I miss the days when a cop or a PI had to prowl the mean streets to solve a crime. Remember when Philip Marlowe or Mike Hammer would pin a snitch to a wall, duke it out with a gunsel in the alley, or kick in a few doors to track down the bad guys? How about when Columbo would put on the rumpled raincoat, coax the rumpled little car to life, and visit suspects to learn that “just one more little thing?”
Now, on TV and in movies, we see squints pull DNA evidence from a tiny spot of blood or find a suspect in a data bank with a few strokes of flying fingers on a keyboard. Or they access security cameras from every street corner in the city and spot the getaway car.
Okay, that’s progress. Uberscience and superforensics. Technology has taken crime investigation into a whole new world. On the screen anyway.
Will this eventually have an effect on crime writing?
I know amateur and cozy sleuths don’t have the multi-million-dollar forensics labs to rely on, so they find clues and suspects the old-fashioned way.

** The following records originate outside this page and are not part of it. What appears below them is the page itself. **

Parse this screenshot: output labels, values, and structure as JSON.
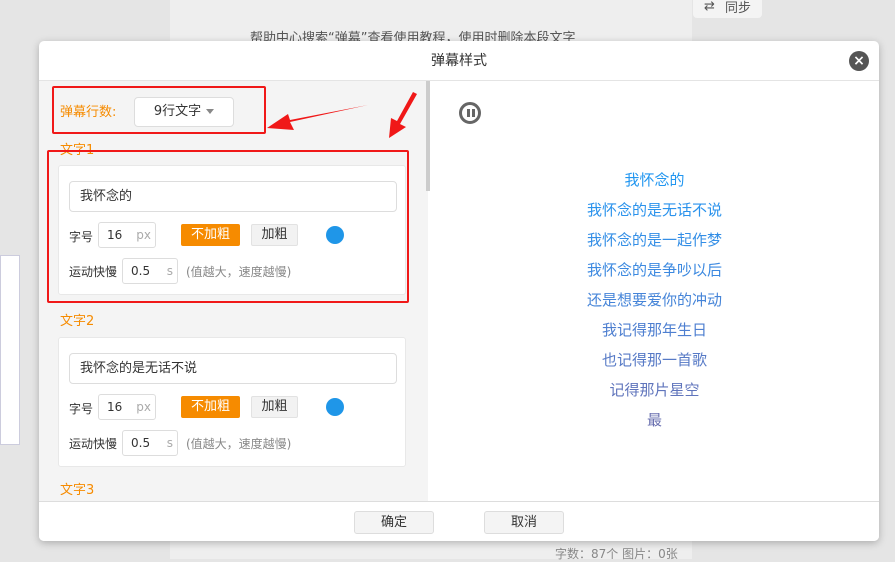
{
  "background": {
    "help_text": "帮助中心搜索“弹幕”查看使用教程，使用时删除本段文字",
    "sync_label": "同步",
    "status_text": "字数：87个   图片：0张"
  },
  "modal": {
    "title": "弹幕样式",
    "row_count_label": "弹幕行数:",
    "row_count_value": "9行文字",
    "texts": [
      {
        "label": "文字1",
        "value": "我怀念的",
        "size_label": "字号",
        "size": "16",
        "size_unit": "px",
        "normal_label": "不加粗",
        "bold_label": "加粗",
        "color": "#1f96e8",
        "speed_label": "运动快慢",
        "speed": "0.5",
        "speed_unit": "s",
        "speed_hint": "(值越大，速度越慢)"
      },
      {
        "label": "文字2",
        "value": "我怀念的是无话不说",
        "size_label": "字号",
        "size": "16",
        "size_unit": "px",
        "normal_label": "不加粗",
        "bold_label": "加粗",
        "color": "#1f96e8",
        "speed_label": "运动快慢",
        "speed": "0.5",
        "speed_unit": "s",
        "speed_hint": "(值越大，速度越慢)"
      },
      {
        "label": "文字3"
      }
    ],
    "preview_lines": [
      {
        "text": "我怀念的",
        "color": "#2196f0"
      },
      {
        "text": "我怀念的是无话不说",
        "color": "#2a92ec"
      },
      {
        "text": "我怀念的是一起作梦",
        "color": "#338ee6"
      },
      {
        "text": "我怀念的是争吵以后",
        "color": "#3c89e0"
      },
      {
        "text": "还是想要爱你的冲动",
        "color": "#4584d8"
      },
      {
        "text": "我记得那年生日",
        "color": "#4e7fd0"
      },
      {
        "text": "也记得那一首歌",
        "color": "#577ac6"
      },
      {
        "text": "记得那片星空",
        "color": "#6075bc"
      },
      {
        "text": "最",
        "color": "#6a70b0"
      }
    ],
    "confirm_label": "确定",
    "cancel_label": "取消"
  }
}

Same for small town police departments with limited resources.
But in recent years, something has come along called the “CSI Syndrome.” Judges and juries are not satisfied unless prosecutors have the accused’s DNA taken from the victim or, at the very least, fingerprints on a murder weapon.

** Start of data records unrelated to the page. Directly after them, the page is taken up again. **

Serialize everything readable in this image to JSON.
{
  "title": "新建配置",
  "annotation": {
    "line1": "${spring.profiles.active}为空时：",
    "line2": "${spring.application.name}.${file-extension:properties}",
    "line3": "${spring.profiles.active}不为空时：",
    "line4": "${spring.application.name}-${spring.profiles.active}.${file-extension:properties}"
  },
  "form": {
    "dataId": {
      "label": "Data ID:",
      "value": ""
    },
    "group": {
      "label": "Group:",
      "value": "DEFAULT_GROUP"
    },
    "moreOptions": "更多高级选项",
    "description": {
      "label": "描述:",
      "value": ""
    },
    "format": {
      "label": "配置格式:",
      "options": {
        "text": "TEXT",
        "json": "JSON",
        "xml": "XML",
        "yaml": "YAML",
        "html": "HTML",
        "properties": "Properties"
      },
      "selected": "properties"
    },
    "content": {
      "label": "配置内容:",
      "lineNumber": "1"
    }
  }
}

But I’m wondering if mystery readers will adopt that kind of thinking. Will we who write crime stories, in order to satisfy our readers, have to include more modern forensic science into our stories? Will our fictional protags have to spend more time in the lab and less time on the mean streets?
I hope not. The old-fashioned way of figuring out whodunnit is a lot more fun to write. For me, it’s also more fun to read.